Christmas isn't really much different this year. I have spent it with my family over dinner, karaoke, and Christmas movies. The only thing that was changed, though, was that I was with my husband and his younger sister. It's still strange to say the word "husband," but yep, I am blessed to be married to a friend I've known for quite a while and whom I have been dating for the past few months. 

Now, I am living in a home with a new (and lifetime) roommate. It is exciting and nerve-wracking, and overwhelming in the best way! Everything still feels new, but I see it as a grace for me to sleep and wake up with the person whom I vowed to love and serve, and to obey the Lord with. 

     Our wedding was simple, and it is a memory I’ll always want to revisit, especially because our loved ones from different aspects of our lives were gathered in one place. Yet, more than gathering our loved ones to celebrate our union, I am grateful that the wedding ceremony has become a firm reminder of what I am truly committing myself to. Our pastor was clear in preaching the Scriptures about the roles that I ought to embrace and the significance of our marriage in proclaiming the gospel to the people around us. The goal of marriage, as he said, is not ultimately our happiness — but our holiness. God will use it as a lifetime sanctification to shape us both to Christ-likeness in character and heart for His glory.


Though I know that along the way, our depravity and sinful nature will inevitably manifest in some way, I am grateful that our community - the married couples especially - has been with us in somehow preparing us to navigate the realities of married life. Their marriages aren't perfect at all, yet they gave us a glimpse of the ugly truths that are often not talked about and the beautiful display of the gospel when both choose to forgive and love selflessly. Having the church with us makes me less anxious about the things of the future, especially because I know that we will not be alone in this journey of learning. 

With that, I am entering a new season, embracing this new calling to honor the Lord through serving the one He appointed to be my earthly leader. 

For years, I have been living independently, and I know that having a new authority to whom I ought to submit would be a struggle from time to time, but I pray to wrestle with my old ways and submit sincerely, for it is my Father's design for my good. My husband is a gift from heaven that is more than I deserve, and my prayer is that my fear of the Lord will cause me to love him rightly, to pursue his joy consistently, and to respect his authority wholeheartedly.
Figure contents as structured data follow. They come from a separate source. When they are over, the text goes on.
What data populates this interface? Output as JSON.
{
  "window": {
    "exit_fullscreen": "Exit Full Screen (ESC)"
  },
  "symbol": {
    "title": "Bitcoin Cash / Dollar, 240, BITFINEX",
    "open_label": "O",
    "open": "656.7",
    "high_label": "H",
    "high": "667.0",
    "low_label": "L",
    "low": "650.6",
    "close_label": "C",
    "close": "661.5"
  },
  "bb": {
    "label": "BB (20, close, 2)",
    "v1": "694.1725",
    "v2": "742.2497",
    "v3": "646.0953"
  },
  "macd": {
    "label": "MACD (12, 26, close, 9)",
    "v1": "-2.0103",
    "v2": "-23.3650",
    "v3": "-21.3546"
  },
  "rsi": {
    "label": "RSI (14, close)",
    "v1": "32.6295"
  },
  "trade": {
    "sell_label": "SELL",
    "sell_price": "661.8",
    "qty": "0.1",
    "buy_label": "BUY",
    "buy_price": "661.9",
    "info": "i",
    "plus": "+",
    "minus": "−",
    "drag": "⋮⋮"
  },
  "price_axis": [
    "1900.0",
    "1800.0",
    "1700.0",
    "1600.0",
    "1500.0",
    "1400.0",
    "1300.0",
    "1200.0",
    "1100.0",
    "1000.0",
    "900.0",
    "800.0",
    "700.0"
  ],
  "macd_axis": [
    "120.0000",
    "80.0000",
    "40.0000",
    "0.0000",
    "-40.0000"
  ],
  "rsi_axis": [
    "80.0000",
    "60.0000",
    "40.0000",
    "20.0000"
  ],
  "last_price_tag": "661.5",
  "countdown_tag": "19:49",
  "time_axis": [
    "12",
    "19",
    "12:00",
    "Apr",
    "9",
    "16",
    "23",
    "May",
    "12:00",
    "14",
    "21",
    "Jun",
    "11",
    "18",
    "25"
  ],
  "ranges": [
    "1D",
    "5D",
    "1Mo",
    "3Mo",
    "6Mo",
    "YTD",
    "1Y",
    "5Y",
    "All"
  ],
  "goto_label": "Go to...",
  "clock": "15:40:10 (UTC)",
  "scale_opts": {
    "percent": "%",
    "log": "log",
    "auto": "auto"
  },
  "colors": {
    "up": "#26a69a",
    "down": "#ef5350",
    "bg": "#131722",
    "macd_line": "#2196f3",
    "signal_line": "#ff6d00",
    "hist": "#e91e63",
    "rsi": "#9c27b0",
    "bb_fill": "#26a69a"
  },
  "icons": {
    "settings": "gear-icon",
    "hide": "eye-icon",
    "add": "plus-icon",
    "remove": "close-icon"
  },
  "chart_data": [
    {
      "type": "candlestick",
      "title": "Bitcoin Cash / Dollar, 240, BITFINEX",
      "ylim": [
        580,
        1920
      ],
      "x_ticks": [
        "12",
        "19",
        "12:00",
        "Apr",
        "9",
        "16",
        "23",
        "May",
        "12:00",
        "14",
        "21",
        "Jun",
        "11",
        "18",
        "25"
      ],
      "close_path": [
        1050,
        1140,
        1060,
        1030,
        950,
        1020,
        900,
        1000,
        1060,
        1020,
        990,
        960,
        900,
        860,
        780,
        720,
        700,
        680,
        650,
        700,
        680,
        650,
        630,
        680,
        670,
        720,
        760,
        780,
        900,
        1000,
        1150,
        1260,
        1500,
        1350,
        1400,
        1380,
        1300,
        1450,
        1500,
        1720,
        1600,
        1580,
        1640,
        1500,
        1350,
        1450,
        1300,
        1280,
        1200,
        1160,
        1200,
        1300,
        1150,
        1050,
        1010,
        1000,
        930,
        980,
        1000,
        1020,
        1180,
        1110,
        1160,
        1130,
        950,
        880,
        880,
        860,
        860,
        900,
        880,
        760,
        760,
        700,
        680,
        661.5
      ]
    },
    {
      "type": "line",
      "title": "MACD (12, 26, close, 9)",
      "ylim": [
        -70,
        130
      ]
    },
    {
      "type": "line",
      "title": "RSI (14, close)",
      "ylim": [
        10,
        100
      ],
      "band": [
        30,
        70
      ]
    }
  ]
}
This Christmas is not significantly different because, despite the thrilling transitions and resets in my life, the true essence of the season remains shining above all: God the Son, was born to the world in human flesh to redeem His bride and give her eternal joy.

Our Saviour, Jesus Christ, submitted to the will of the Father so that all those who believe will be able to partake in the grand wedding feast when He unites with His Church. The invitation to this glorious, unending celebration remains available, even (and especially) to those who do not feel deserving of being welcomed. 

      If you have read this far, may the Christmas season always be a reminder to you that God loves you and me that He gave His only Son, that whoever believes in Him should not perish but have eternal life (John 3:16).